I’m in waist deep at Saunnton and feel out of sorts – there is no board beside me; Matilda is still on the beach, a hundred yards back.

There is good reason for the absence – this is my first attempt to teach others to surf. Claire and Sophie have both hired wetsuits and boards from their B&B and are now beside me, paddling for foamies.

Earlier, Emmet and I showed them how to pop-up on the shore. Recalling how difficult it was for me to learn to get up, it would’ve probably been better to get them to practice pop-ups for an hour before going near the sea. But they had that giddy, seaside excitement and there was no way we could deny them a run in the water.



A wave forms twenty yards away and Claire gets on the board. As it approaches I line Claire’s board up and when the wave reaches us I push it hard so that it is taken by the white foam. As Claire and the board rush away, her leash snags on the scar on my left hand – there is numbness and then sharp pain. It’s a schoolboy error, a mistake I recall a friend of Andre’s make when he helped with a lesson in Nahoon.

Claire tries to stand but the board wobbles beneath her and she is never well enough set after that to make another attempt.

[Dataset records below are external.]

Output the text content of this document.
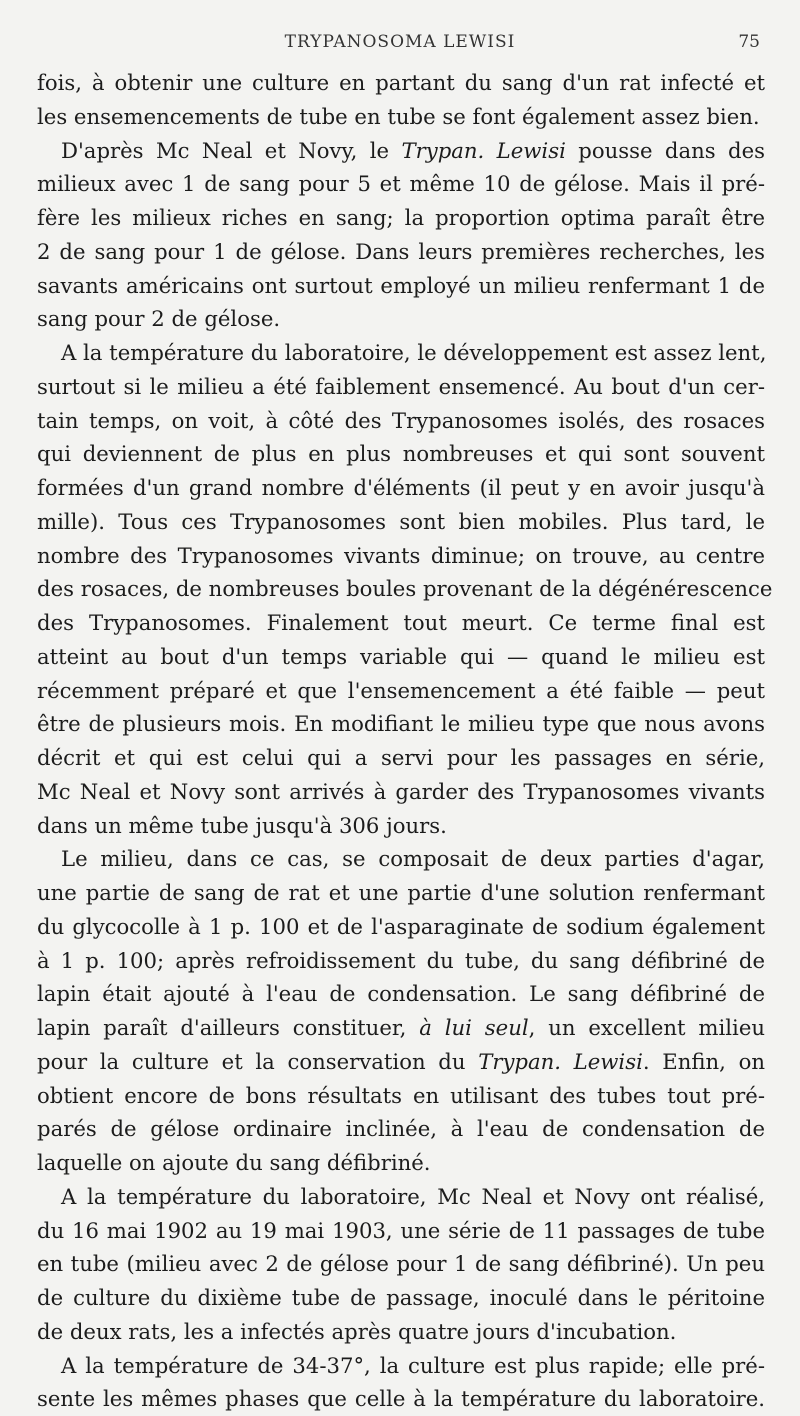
TRYPANOSOMA LEWISI	75
fois, à obtenir une culture en partant du sang d'un rat infecté et
les ensemencements de tube en tube se font également assez bien.
D'après Mc Neal et Novy, le Trypan. Lewisi pousse dans des
milieux avec 1 de sang pour 5 et même 10 de gélose. Mais il pré-
fère les milieux riches en sang; la proportion optima paraît être
2 de sang pour 1 de gélose. Dans leurs premières recherches, les
savants américains ont surtout employé un milieu renfermant 1 de
sang pour 2 de gélose.
A la température du laboratoire, le développement est assez lent,
surtout si le milieu a été faiblement ensemencé. Au bout d'un cer-
tain temps, on voit, à côté des Trypanosomes isolés, des rosaces
qui deviennent de plus en plus nombreuses et qui sont souvent
formées d'un grand nombre d'éléments (il peut y en avoir jusqu'à
mille). Tous ces Trypanosomes sont bien mobiles. Plus tard, le
nombre des Trypanosomes vivants diminue; on trouve, au centre
des rosaces, de nombreuses boules provenant de la dégénérescence
des Trypanosomes. Finalement tout meurt. Ce terme final est
atteint au bout d'un temps variable qui — quand le milieu est
récemment préparé et que l'ensemencement a été faible — peut
être de plusieurs mois. En modifiant le milieu type que nous avons
décrit et qui est celui qui a servi pour les passages en série,
Mc Neal et Novy sont arrivés à garder des Trypanosomes vivants
dans un même tube jusqu'à 306 jours.
Le milieu, dans ce cas, se composait de deux parties d'agar,
une partie de sang de rat et une partie d'une solution renfermant
du glycocolle à 1 p. 100 et de l'asparaginate de sodium également
à 1 p. 100; après refroidissement du tube, du sang défibriné de
lapin était ajouté à l'eau de condensation. Le sang défibriné de
lapin paraît d'ailleurs constituer, à lui seul, un excellent milieu
pour la culture et la conservation du Trypan. Lewisi. Enfin, on
obtient encore de bons résultats en utilisant des tubes tout pré-
parés de gélose ordinaire inclinée, à l'eau de condensation de
laquelle on ajoute du sang défibriné.
A la température du laboratoire, Mc Neal et Novy ont réalisé,
du 16 mai 1902 au 19 mai 1903, une série de 11 passages de tube
en tube (milieu avec 2 de gélose pour 1 de sang défibriné). Un peu
de culture du dixième tube de passage, inoculé dans le péritoine
de deux rats, les a infectés après quatre jours d'incubation.
A la température de 34-37°, la culture est plus rapide; elle pré-
sente les mêmes phases que celle à la température du laboratoire.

I leave my hand submerged for a while; let the cold soothe it.

We try another wave for Claire and again it is difficult for her to get stable.

‘I was on a bigger board in easier conditions my first time – and I didn’t get up at all…’ I say when she comes back, grimacing. I remember showing her how to pop-up in a car-park in London when we first discussed her joining our surf trip. She had an elegance about her movements, her body is flexible. It must be difficult for her now not to be able to move that way. But she keeps going, trying wave after wave. I manage to get my hand caught in her leash again at one stage.

one comes back from the sea...

one comes back from the sea…

Emmet has paddled all the way out back and now I see him glide by; he’s got a long, long ride off a wave.

‘You mind if I go out there for a while?’ I say to Claire. She smiles, nods. She’s probably seen the longing in my eyes as I watch the waves forming farther out.

When I have Matilda and begin paddling out, I look up and see Sophie riding a wave, standing. She throws her arms up in a V, whoops into the air. I smile and resume paddling, anxious to feel the weightlessness of riding a wave myself.

There is not a long wait when I’m out. A line of swell rises not far away; I turn and begin paddling. I feel that familiar thrust as the board catches. I spring up, making no mistake and soon I see the blur of water on either side, feel the lightness of body, spirit.